Since then, the company has introduced a range of proactive measures and changes to deliver secure products and services. Okta also halted all product development for 90 days as part of its response and an initiative called Project Bedrock.
With this in mind, a key focus for Okta now centers around its Secure Identity Commitment. McDermid said this forms the basis of the company’s long-term goal to position itself as a leading figure in the fight against identity attacks and credential theft.
This commitment consists of four core pillars, ranging from increased investment in solutions and technologies to championing best practices for customers.
These include:
Investing in market-leading products and services
Okta has committed to “relentlessly invest” in hardening and securing its products and services, McDermid told ITPro, alongside a sharpened focus on rolling out new solutions for customers to keep pace with rapidly emerging threats.
Part of this investment includes improving services such as allow admins to detect and block requests from any anonymizer, and Require MFA to access the Okta Admin Console
Hardening corporate infrastructure
Increased investment in hardening corporate infrastructure is a priority for Okta. The firm said it plans to accelerate investment to stay one step ahead of threats and ensure that the technologies and techniques it uses in customer-facing environments are the same as those used internally.
“We want to make sure that our products are hardened and secure, and that we’re delivering products that can protect against new threats we’re seeing,” McDermid said.
“As a result of the incident, we’ve made a number of changes around our support center, for example, implementing MFA for admins and privileged actions. Those are changes that customers have communicated they want to see more of.”
Championing customer best practices
Corporate infrastructure improvements align closely with Okta’s goal of championing best practices for customers. McDermid noted that looking at how customers use its services is critical to ensure they maximize these capabilities.
“This isn’t new, but we want to be more vocal, more proactive,” he said. “So we’re looking at where customers are misconfiguring or not understanding the features we’re making available to them, and advocating how and why they should use them,” he said.

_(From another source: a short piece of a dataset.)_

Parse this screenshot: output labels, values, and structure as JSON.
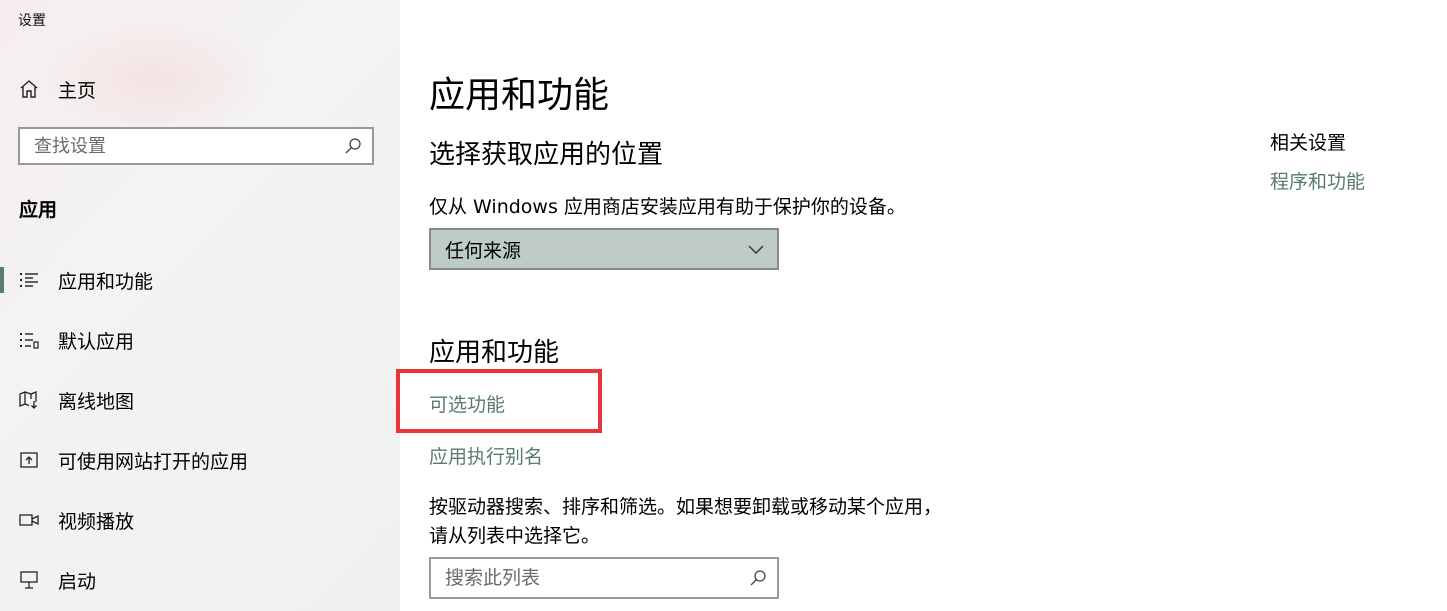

Okta boasts more than 15 years’ experience and works with over 18,000 customers, McDermid added. The company’s Threat Insights platform has reduced credential stuffing attempts and malicious bot traffic by more than 90% for some of its largest customers over the last 90 days.
Similarly, the service has detected and prevented over two billion malicious requests in the last 30 days alone.
Raising the bar for the industry
Okta says it is keen to learn lessons from the 2023 security breach and views the incident as an opportunity to set an industry standard in the fight against identity-based attacks.
The company is investing heavily in bolstering its capabilities by accelerating the adoption of technologies such as AI to improve products and services. It is also providing funding and support to drive digital transformation for nonprofit organizations through its Okta for Good scheme.
“[We want to] make sure that Okta is front and center helping raise this bar and ensure that other organizations are focusing on phishing resistant mechanisms and that, as an industry, we’re working together to prevent and detect these latest threats,” McDermid said.
“We’re seeing a real shift of how threat actors are looking at identity as a target now, Okta has a unique position as the largest independent Identity provider and we are at the forefront of a global focus to minimize and mitigate emerging threats.”